Book review: When My Ship Comes In by Sue Wilsher
Flo Bundell spends her days cleaning the luxury cruise ships at Tilbury docks'¦ and her nights dreaming of sailing away to a new life in the sunshine of Australia.
But it’s 1959 and the reality is that her home is a squalid tenement block, her husband is a drunk and a gambler, and women’s rights have not yet reached the back streets of south Essex. Will she ever be able escape the poverty trap?
Sue Wilsher grew up near the Thames estuary, along with her mother and her grandparents, and her gripping, revealing and emotion-packed debut novel – much of it based on local history – pays warm tribute to the place and its people.
Packed with drama, dark humour and shocking truths about life for working class women nearly 60 years ago, When My Ship Comes In is a compelling first novel, a gritty page-turner which stars one very ordinary woman and her hard-fought battles to forge a better life for herself and her three children.
Flo’s mum Ella has always said that the important thing for a woman was to keep the family together. ‘Put up and shut up’ and that is exactly what Flo and everyone else does around their part of Essex.
A mother of three, Flo doesn’t earn much cleaning the luxury cruise liners as a ‘Tilbury scrubber’ but she is managing to secretly put away a shilling a week to buy herself a ‘ten-pound pom’ ticket on a migrant ship and take her children to Australia, ‘the land of tomorrow.’
In the meantime she must put up with her husband Fred’s drinking, gambling and violence and carry on living in the Dwellings, the rat and beetle infested tenements of Tilbury docks.

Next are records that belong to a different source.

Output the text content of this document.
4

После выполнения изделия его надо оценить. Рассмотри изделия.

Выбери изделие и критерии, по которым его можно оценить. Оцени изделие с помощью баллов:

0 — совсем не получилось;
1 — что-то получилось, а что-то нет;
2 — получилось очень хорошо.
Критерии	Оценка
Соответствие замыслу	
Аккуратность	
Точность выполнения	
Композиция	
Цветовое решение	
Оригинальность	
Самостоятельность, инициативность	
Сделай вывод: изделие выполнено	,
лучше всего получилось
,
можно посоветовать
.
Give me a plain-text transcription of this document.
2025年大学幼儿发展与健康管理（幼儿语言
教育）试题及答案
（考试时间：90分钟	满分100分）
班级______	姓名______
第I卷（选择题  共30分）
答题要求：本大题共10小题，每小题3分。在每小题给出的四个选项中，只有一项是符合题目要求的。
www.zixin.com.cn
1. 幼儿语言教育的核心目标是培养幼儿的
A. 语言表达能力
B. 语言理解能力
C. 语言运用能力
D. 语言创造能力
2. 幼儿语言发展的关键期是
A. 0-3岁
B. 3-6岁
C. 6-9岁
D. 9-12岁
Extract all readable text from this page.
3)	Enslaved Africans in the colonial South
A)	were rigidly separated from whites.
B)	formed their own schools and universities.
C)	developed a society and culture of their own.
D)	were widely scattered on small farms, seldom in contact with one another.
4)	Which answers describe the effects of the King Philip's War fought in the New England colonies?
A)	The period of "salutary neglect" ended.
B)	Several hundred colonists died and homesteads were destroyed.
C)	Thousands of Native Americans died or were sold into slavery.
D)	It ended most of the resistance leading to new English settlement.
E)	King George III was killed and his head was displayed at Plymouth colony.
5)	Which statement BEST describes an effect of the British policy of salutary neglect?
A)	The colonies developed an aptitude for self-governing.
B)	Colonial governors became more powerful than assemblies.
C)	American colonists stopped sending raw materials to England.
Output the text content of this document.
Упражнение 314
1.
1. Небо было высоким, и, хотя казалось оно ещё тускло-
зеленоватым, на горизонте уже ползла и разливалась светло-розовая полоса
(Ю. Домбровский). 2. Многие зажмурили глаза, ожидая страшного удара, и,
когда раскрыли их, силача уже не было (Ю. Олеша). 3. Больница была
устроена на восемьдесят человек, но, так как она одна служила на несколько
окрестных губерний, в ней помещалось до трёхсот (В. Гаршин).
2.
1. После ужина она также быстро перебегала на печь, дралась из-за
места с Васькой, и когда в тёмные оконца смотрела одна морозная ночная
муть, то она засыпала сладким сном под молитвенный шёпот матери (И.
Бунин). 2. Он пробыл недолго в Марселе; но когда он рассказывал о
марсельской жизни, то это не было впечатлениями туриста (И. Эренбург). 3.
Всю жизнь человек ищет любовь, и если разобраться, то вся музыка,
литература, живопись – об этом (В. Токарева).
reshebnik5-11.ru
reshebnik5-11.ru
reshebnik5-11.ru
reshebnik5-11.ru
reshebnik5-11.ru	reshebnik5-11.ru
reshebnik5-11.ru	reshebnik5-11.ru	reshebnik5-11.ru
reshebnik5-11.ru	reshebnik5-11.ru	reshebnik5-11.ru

It seems like a disaster when Fred loses his job at the docks and the family are evicted from their home but Fred finds work at Monday’s, a utopian leather factory with its own ‘town,’ set up to look after its workers.
Suddenly, it seems like everything is on the up for Flo and her children, Mikey, aged eight, and 15-year-old twins Babs and Jeanie. Even sulky Jeanie seems to be thawing a little in her shiny new surroundings.
But when Fred starts drinking again, he jeopardises the family’s chance to at long last escape the poverty that has blighted their lives. Now Flo is faced with a terrible decision. Does she fight to simply keep her family together, or should she go on striving for the life she has long dreamed of?
Wilsher has produced a remarkable debut, a gritty, rollercoaster story of love and loss, hardship and hope, family and friendship and an eye-opening reality check for a new generation of women for whom such limited options in life are now, in the main, just a part of history.
Her evocation of a past era, with its struggles and stresses, and her charismatic cast of assorted characters – from lovable Flo to her more complex daughter Jeanie – are beautifully portrayed and make this a must-read for all women’s fiction fans, and for book clubs and discussion groups everywhere.